Several users utilize fog as a jumping-off point to use Edge computing. Fog assists in computing, storage and networking services between the end sources and cloud centres. It also indicates the extension of computing to the edge of the network. Fog computing accesses the local computer resources rather than remote resources, resulting in decreasing network latency.

For instance, if a device constantly updates the machine temperature, Fog makes sure only the necessary data like change in temperature reaches the cloud system, filtering the unnecessary data that may not be used for further analysis or studies.

Multiple-step Process vs Simplified Process

Another major difference between Edge and Fog is that Fog takes multiple steps to complete its process while Edge computing simplifies the communication chain and reduces potential failure points. However, it has been understood that Fog computing reduces up to 98% of the number of packets transmitted with 97% , hence tamping down the bandwidth usage by a great margin.

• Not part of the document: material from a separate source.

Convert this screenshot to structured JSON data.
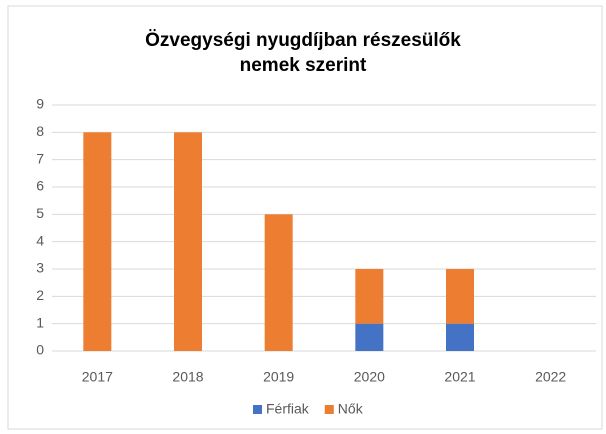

Succeeding with Edge and Fog Computing

With Edge and Fog computing carrying many advantages over the cloud, the patterns of success while using these two are as follows:

  • Any device with an IoT process can be targeted and the small amounts of data collected and processed through Edge. The data collected will manage up to 90% of the IoT based process and can help in identifying any noticeable changes in machine health.
  • Any device requiring large data collection can be dealt with using Fog. An IoT device that sends continuous data to be collected, and analyzed can be processed with Fog as the “mediator” to filter the necessary information to be forwarded to the cloud but also take in all the data that is sent.
  • Utilize more involved processing at a central saver, such as machine learning systems and deep data analysis. This will assist in identifying where the processing requires more data storage and implement tactical processing that does not require much horsepower at the edge.
  • Security has never been an issue with Edge computing. It maintains the data discreetly and is found to be better than the cloud at safety and security as the data isn’t transferred. When there is relatively smaller data involved, it is better to use Edge over Cloud or Fog.
  • When there are multiple devices involved, since Fog uses LAN, it acts as the best bet to process and analyze data. This understanding of when and where to place Edge and Fog results in the most effective use of IoT technology and long-standing error-free processes.

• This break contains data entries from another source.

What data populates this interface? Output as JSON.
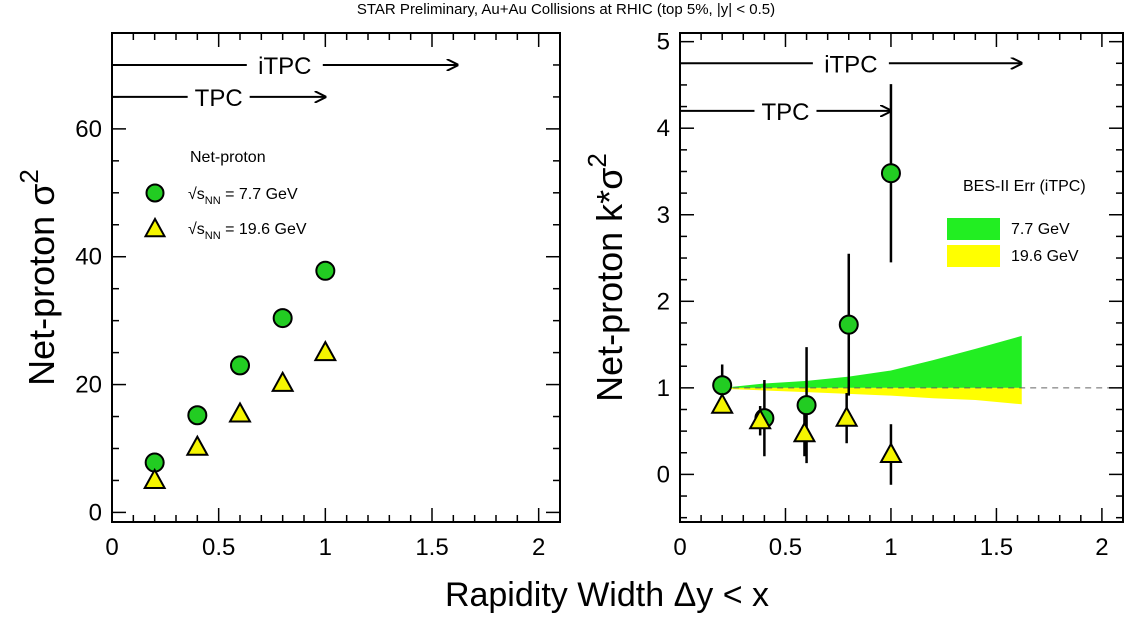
{
  "figure": {
    "top_title": "STAR Preliminary, Au+Au Collisions at RHIC (top 5%, |y| < 0.5)",
    "shared_xlabel": "Rapidity Width Δy < x"
  },
  "chart_data": [
    {
      "type": "scatter",
      "panel": "left",
      "ylabel_main": "Net-proton σ",
      "ylabel_sup": "2",
      "xlim": [
        0,
        2.1
      ],
      "ylim": [
        -1.5,
        75
      ],
      "x_ticks": [
        0,
        0.5,
        1,
        1.5,
        2
      ],
      "x_tick_labels": [
        "0",
        "0.5",
        "1",
        "1.5",
        "2"
      ],
      "y_ticks": [
        0,
        20,
        40,
        60
      ],
      "y_tick_labels": [
        "0",
        "20",
        "40",
        "60"
      ],
      "legend_title": "Net-proton",
      "legend_placement": "upper-left",
      "series": [
        {
          "label_main": "√s",
          "label_sub": "NN",
          "label_tail": " = 7.7 GeV",
          "marker": "circle",
          "color": "#22cc22",
          "x": [
            0.2,
            0.4,
            0.6,
            0.8,
            1.0
          ],
          "y": [
            7.8,
            15.2,
            23.0,
            30.4,
            37.8
          ]
        },
        {
          "label_main": "√s",
          "label_sub": "NN",
          "label_tail": " = 19.6 GeV",
          "marker": "triangle",
          "color": "#f5f500",
          "x": [
            0.2,
            0.4,
            0.6,
            0.8,
            1.0
          ],
          "y": [
            5.0,
            10.2,
            15.4,
            20.2,
            25.0
          ]
        }
      ],
      "arrows": [
        {
          "label": "iTPC",
          "x_start": 0,
          "x_end": 1.62,
          "y": 70
        },
        {
          "label": "TPC",
          "x_start": 0,
          "x_end": 1.0,
          "y": 65
        }
      ]
    },
    {
      "type": "scatter",
      "panel": "right",
      "ylabel_main": "Net-proton k*σ",
      "ylabel_sup": "2",
      "xlim": [
        0,
        2.1
      ],
      "ylim": [
        -0.55,
        5.1
      ],
      "x_ticks": [
        0,
        0.5,
        1,
        1.5,
        2
      ],
      "x_tick_labels": [
        "0",
        "0.5",
        "1",
        "1.5",
        "2"
      ],
      "y_ticks": [
        0,
        1,
        2,
        3,
        4,
        5
      ],
      "y_tick_labels": [
        "0",
        "1",
        "2",
        "3",
        "4",
        "5"
      ],
      "reference_line_y": 1,
      "legend_title": "BES-II Err (iTPC)",
      "legend_placement": "right",
      "series": [
        {
          "label": "7.7 GeV",
          "marker": "circle",
          "color": "#22cc22",
          "x": [
            0.2,
            0.4,
            0.6,
            0.8,
            1.0
          ],
          "y": [
            1.03,
            0.65,
            0.8,
            1.73,
            3.48
          ],
          "err": [
            0.24,
            0.44,
            0.67,
            0.82,
            1.03
          ]
        },
        {
          "label": "19.6 GeV",
          "marker": "triangle",
          "color": "#f5f500",
          "x": [
            0.2,
            0.38,
            0.59,
            0.79,
            1.0
          ],
          "y": [
            0.8,
            0.62,
            0.47,
            0.65,
            0.23
          ],
          "err": [
            0.06,
            0.17,
            0.26,
            0.29,
            0.35
          ]
        }
      ],
      "bands": [
        {
          "label": "7.7 GeV",
          "color": "#22ee22",
          "x": [
            0.2,
            0.4,
            0.6,
            0.8,
            1.0,
            1.2,
            1.4,
            1.62
          ],
          "upper": [
            1.0,
            1.05,
            1.08,
            1.13,
            1.2,
            1.32,
            1.45,
            1.6
          ],
          "lower": [
            1.0,
            1.0,
            1.0,
            1.0,
            1.0,
            1.0,
            1.0,
            1.0
          ]
        },
        {
          "label": "19.6 GeV",
          "color": "#ffff00",
          "x": [
            0.2,
            0.4,
            0.6,
            0.8,
            1.0,
            1.2,
            1.4,
            1.62
          ],
          "upper": [
            1.0,
            1.0,
            1.0,
            1.0,
            1.0,
            1.0,
            1.0,
            1.0
          ],
          "lower": [
            0.99,
            0.97,
            0.95,
            0.93,
            0.91,
            0.88,
            0.86,
            0.81
          ]
        }
      ],
      "arrows": [
        {
          "label": "iTPC",
          "x_start": 0,
          "x_end": 1.62,
          "y": 4.75
        },
        {
          "label": "TPC",
          "x_start": 0,
          "x_end": 1.0,
          "y": 4.2
        }
      ]
    }
  ]
}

The above-mentioned ideas have been arrived at with thorough experience by RootQuotient while working on developing various applications over the years. We have understood the importance of differentiating Edge and Fog precisely and implementing them exactly where they are required for the best outcomes.

The primary challenge with Fog computing is security as it collects large amounts of data from multiple sources. With any technology, updates and problem solving become a part of the future. With the involvement of secure platforms like cloud and edge, it is only a matter of time that the security issue is sorted.

Network latency stood in the way of IoT achieving its full evolution and maturity. Placing Edge and Fog platforms, expanding the capacity of IoT systems and leveraging their performance, leads to more use cases for IoT in general.

Microsoft’s Satya Nadella has spoken of how Edge computing is the future when utilized in tandem with the cloud. All industries, big and small, are shifting to IoT to improve production efficiency and this transformation is not complete without Edge and Fog computing. They extend beyond IoT and are set to revolutionize technology in general. A couple of years ago, Edge and Fog were considered the future of cloud-based systems and we are already there. It is not long before we see them take over technology completely.